Fazla Nemli Havanın Sağlık Üzerindeki Etkileri
Kapalı ortamların aşırı nemli olması da istenmeyen sağlık sorunlarına yol açabilmektedir. Dr. Işık, nemli ortamlarda küf mantarları ve ev tozu akarlarının hızla çoğaldığını belirtti. “Kış aylarında çamaşırların iç mekanlarda kurutulması, bu tür sorunların başlıca nedenleri arasında yer alıyor,” diyen uzman, çamaşırların yatak odaları ve oturma odaları gibi kapalı alanlarda kurutulmasının, ortam havasındaki nem oranını artırdığını ifade etti. Nemli ortamların, ev tozu akarları ve küf mantarları gibi gözle görülemeyen alerjenlerin çoğalması için uygun bir ortam oluşturduğunu belirtti. “Bu alerjenler, yıl boyunca devam eden alerjik reaksiyonların başlıca kaynaklarıdır,” şeklinde uyarıda bulundu. Ayrıca, alerjik astımı olan hastaların kış mevsiminde şikayetlerinin artmasının sebebinin de bu durum olduğunu ifade etti.
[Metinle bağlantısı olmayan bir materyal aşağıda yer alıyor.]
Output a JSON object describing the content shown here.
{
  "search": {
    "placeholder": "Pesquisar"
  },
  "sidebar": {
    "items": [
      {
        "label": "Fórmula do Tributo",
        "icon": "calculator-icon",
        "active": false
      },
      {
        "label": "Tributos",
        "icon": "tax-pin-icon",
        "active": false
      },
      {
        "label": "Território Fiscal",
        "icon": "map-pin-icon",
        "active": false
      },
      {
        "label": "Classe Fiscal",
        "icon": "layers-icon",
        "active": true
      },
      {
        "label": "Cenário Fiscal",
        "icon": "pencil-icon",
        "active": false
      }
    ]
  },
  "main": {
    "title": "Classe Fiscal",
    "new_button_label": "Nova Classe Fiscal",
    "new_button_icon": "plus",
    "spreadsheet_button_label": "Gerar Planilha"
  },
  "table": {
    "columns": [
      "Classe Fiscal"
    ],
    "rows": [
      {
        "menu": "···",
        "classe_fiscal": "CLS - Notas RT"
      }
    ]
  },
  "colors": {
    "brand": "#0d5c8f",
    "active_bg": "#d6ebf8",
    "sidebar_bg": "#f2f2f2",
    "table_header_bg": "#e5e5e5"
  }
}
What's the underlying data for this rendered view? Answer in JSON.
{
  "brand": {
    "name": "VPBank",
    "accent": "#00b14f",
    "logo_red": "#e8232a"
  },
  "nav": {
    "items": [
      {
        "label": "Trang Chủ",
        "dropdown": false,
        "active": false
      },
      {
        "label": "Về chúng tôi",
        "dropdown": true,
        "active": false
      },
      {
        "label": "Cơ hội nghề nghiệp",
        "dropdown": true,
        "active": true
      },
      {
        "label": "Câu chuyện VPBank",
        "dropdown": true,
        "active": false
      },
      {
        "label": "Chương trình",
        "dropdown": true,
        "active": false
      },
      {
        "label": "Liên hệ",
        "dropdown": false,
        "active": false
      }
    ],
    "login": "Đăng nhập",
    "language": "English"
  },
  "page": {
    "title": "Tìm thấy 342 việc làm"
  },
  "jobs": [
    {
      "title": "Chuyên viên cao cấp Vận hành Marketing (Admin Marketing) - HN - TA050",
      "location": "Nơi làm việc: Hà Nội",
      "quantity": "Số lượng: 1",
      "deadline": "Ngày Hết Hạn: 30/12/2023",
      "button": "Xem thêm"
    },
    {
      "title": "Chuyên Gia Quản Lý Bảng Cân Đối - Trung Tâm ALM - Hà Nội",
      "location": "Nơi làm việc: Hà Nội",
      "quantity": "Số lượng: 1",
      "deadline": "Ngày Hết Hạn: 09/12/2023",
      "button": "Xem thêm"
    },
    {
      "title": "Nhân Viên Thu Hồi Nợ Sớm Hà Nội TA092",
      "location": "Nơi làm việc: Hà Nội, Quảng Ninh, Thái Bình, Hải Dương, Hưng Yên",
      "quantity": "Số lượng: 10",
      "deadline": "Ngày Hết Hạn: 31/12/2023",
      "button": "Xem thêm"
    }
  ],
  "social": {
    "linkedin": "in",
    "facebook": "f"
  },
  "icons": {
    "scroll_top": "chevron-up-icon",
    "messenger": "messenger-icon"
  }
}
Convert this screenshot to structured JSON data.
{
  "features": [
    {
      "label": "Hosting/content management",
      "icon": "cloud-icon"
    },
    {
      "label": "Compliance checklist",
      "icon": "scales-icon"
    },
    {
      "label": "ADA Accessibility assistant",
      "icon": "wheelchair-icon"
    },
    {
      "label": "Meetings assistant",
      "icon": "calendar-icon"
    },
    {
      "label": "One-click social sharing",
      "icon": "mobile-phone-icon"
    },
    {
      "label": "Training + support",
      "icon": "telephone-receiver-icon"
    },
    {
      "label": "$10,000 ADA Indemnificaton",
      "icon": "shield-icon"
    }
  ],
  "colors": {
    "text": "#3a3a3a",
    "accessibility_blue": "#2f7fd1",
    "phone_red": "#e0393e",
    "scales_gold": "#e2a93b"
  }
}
Uzm. Dr. Işık, pencerelerin kısıtlı sürelerle açıldığı soğuk havalarda çamaşırların kapalı alanlarda kurutulmasının, yeterli yalıtım yapılmaması ve banyo sonrası zeminlerin nemli bırakılması gibi durumların nem oranını artırdığını söyledi. “Kronik akciğer hastalığı olan bireyler ve sağlıklı kişilerin de ek tedbirler alması son derece önemlidir,” diyerek, önerilerde bulundu:
- Mümkün olduğunca az halı kullanmak,
- HEPA filtreli elektrik süpürgeleri ile evdeki kumaş eşyaların ve halıların düzenli olarak süpürülmesi,
- Yatak takımlarının en az haftada bir kez temizlenmesi,
- Hava kirliliğinin az olduğu zamanlarda evin havalandırılması.
Bu önlemler, solunum yolu şikayetlerinin azaltılmasına yardımcı olabilir.